While the results for vanadium compounds in in vitro studies were ambiguous, vanadium shows genotoxic potential in somatic and germ cell in in vivo studies. It was positive in COMET assay in splenocytes (Leopardi et al. 2005) and in testis cells (Altamirano-Lozano et al. 1996). In addition, sodium orthovanadate had aneugenic effects in male germ cells without an accompanying induction of MN in bone marrow erythrocytes. This leads to the conclusion that male germ cells (meiosis) are more sensitive to the aneugenic effects of orthovanadate than somatic cells (mitosis) (Attia et al. 2005). The MAK Commission concluded that vanadium compounds are to be considered genotoxic in vitro and in vivo (clastogenic and aneugenic). The underlying mechanisms of action show that enzyme inhibition is responsible for the aneugenic effect and the formation of radicals for the clastogenic effect (MAK 2009).

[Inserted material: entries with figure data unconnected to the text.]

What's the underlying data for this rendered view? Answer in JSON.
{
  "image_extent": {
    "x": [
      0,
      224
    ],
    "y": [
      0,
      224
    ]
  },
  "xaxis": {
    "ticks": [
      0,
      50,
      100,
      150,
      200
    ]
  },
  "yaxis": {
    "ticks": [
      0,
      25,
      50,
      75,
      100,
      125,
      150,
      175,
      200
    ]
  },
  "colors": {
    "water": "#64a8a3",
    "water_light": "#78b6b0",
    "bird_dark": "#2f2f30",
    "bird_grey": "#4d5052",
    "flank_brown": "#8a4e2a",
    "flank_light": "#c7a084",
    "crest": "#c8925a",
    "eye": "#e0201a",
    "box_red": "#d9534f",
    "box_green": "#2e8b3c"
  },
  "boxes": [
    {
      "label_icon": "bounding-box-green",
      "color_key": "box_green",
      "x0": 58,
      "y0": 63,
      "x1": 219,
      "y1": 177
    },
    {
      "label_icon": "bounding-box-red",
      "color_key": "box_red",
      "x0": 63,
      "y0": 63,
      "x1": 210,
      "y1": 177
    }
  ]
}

Justification for classification or non-classification

As a result of its genotoxicity in vitro and in vivo, the accumulation of vanadium in the testes, the DNA damage caused in the testes and two positive dominant lethal tests in mice and rats, vanadium and its inorganic compounds are classified in germ cell mutagen Category 2 according to MAK (2009). Considering this and based on the available studies, vanadium-tris-acetylacetonate is classified as germ cell mutagen Category 2 ( H341: Suspected of causing genetic defects) in accordance with Regulation (EC) No 1272/2008.